The latest Annual Local Authority Road Maintenance (ALARM) report, published in March 2023, says that the total amount of money now needed to address the backlog in road maintenance works has increased to more than £14 billion, up 11% from a year ago.2
RAC head of policy Simon Williams said: “Many drivers will be wondering why so many potholes appeared on the country’s local roads in the absence of a particularly cold winter. Sadly, a long-term lack of funding for maintenance and repair work means our roads are in a such a fragile state that it only takes a little rainwater getting into existing flaws followed by some sub-zero temperatures for them to break down further.
“We have to bring the ongoing deterioration of our local roads to an end by giving councils the certainty of funding they need to be able to plan proper maintenance programmes which include resurfacing roads that have gone beyond point where they can be patched up.

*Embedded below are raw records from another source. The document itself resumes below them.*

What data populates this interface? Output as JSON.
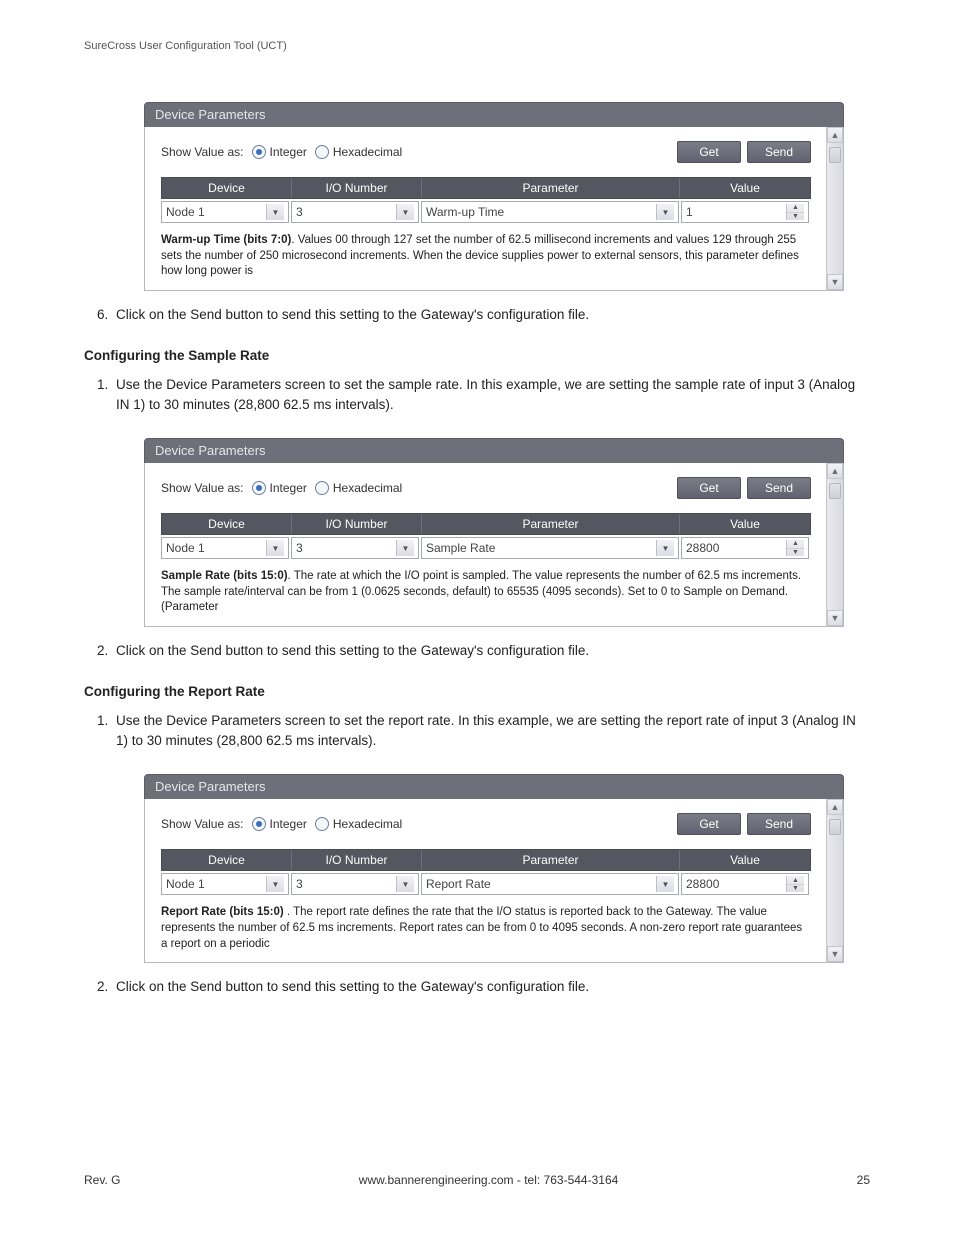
{
  "doc_header": "SureCross User Configuration Tool (UCT)",
  "step6": "Click on the Send button to send this setting to the Gateway's configuration file.",
  "sample_heading": "Configuring the Sample Rate",
  "sample_step1": "Use the Device Parameters screen to set the sample rate. In this example, we are setting the sample rate of input 3 (Analog IN 1) to 30 minutes (28,800 62.5 ms intervals).",
  "sample_step2": "Click on the Send button to send this setting to the Gateway's configuration file.",
  "report_heading": "Configuring the Report Rate",
  "report_step1": "Use the Device Parameters screen to set the report rate. In this example, we are setting the report rate of input 3 (Analog IN 1) to 30 minutes (28,800 62.5 ms intervals).",
  "report_step2": "Click on the Send button to send this setting to the Gateway's configuration file.",
  "panel": {
    "title": "Device Parameters",
    "show_value_label": "Show Value as:",
    "radio_integer": "Integer",
    "radio_hex": "Hexadecimal",
    "btn_get": "Get",
    "btn_send": "Send",
    "col_device": "Device",
    "col_io": "I/O Number",
    "col_param": "Parameter",
    "col_value": "Value"
  },
  "panel1": {
    "device": "Node 1",
    "io": "3",
    "param": "Warm-up Time",
    "value": "1",
    "desc_bold": "Warm-up Time (bits 7:0)",
    "desc_rest": ". Values 00 through 127 set the number of 62.5 millisecond increments and values 129 through 255 sets the number of 250 microsecond increments. When the device supplies power to external sensors, this parameter defines how long power is"
  },
  "panel2": {
    "device": "Node 1",
    "io": "3",
    "param": "Sample Rate",
    "value": "28800",
    "desc_bold": "Sample Rate (bits 15:0)",
    "desc_rest": ". The rate at which the I/O point is sampled. The value represents the number of 62.5 ms increments. The sample rate/interval can be from 1 (0.0625 seconds, default) to 65535 (4095 seconds). Set to 0 to Sample on Demand. (Parameter"
  },
  "panel3": {
    "device": "Node 1",
    "io": "3",
    "param": "Report Rate",
    "value": "28800",
    "desc_bold": "Report Rate (bits 15:0)",
    "desc_rest": " . The report rate defines the rate that the I/O status is reported back to the Gateway. The value represents the number of 62.5 ms increments. Report rates can be from 0 to 4095 seconds. A non-zero report rate guarantees a report on a periodic"
  },
  "footer": {
    "rev": "Rev. G",
    "center": "www.bannerengineering.com - tel: 763-544-3164",
    "page": "25"
  }
}
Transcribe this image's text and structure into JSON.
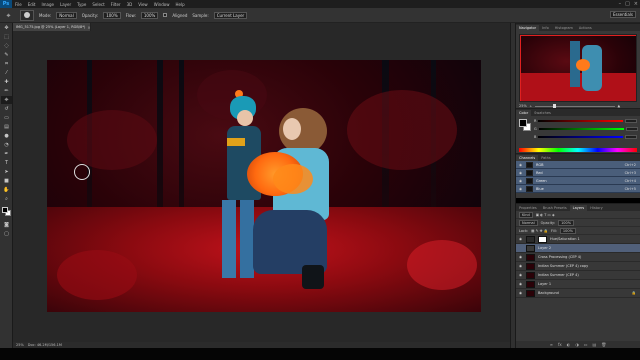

“This is why we continue to call on the Government to ringfence 2p from every litre of existing fuel revenues over a five-year period which will give councils the funds they need to be able to plan proper maintenance programmes.
“We have raised this issue with the Secretary of State for Transport and urged the Chancellor in our Autumn Statement submission to shake up his road funding policy, because as it stands the £26bn collected from drivers is currently just another form of general taxation.
“We believe a change in funding strategy is long overdue, not least because England’s major roads receive seven times what local roads are given, despite the fact there are seven times more miles of minor roads.
“It is plain wrong that drivers who contribute billions in tax every year have to put up with roads that are so far from being fit for purpose.”
Responding to the RAC, Cllr Darren Rodwell, transport spokesperson for the Local Government Association, said: “Councils share the frustration of all road users about the conditions of our local roads. The LGA has long-called for longer term funding to tackle the issues facing our roads and we believe that government should award local authority Highways Departments with five yearly funding allocations to give more certainty, bringing councils on a par with National Highways.
“We look forward to seeing more details on the recent £8.3 billion funding plan announced for roads maintenance in the upcoming Autumn Statement.”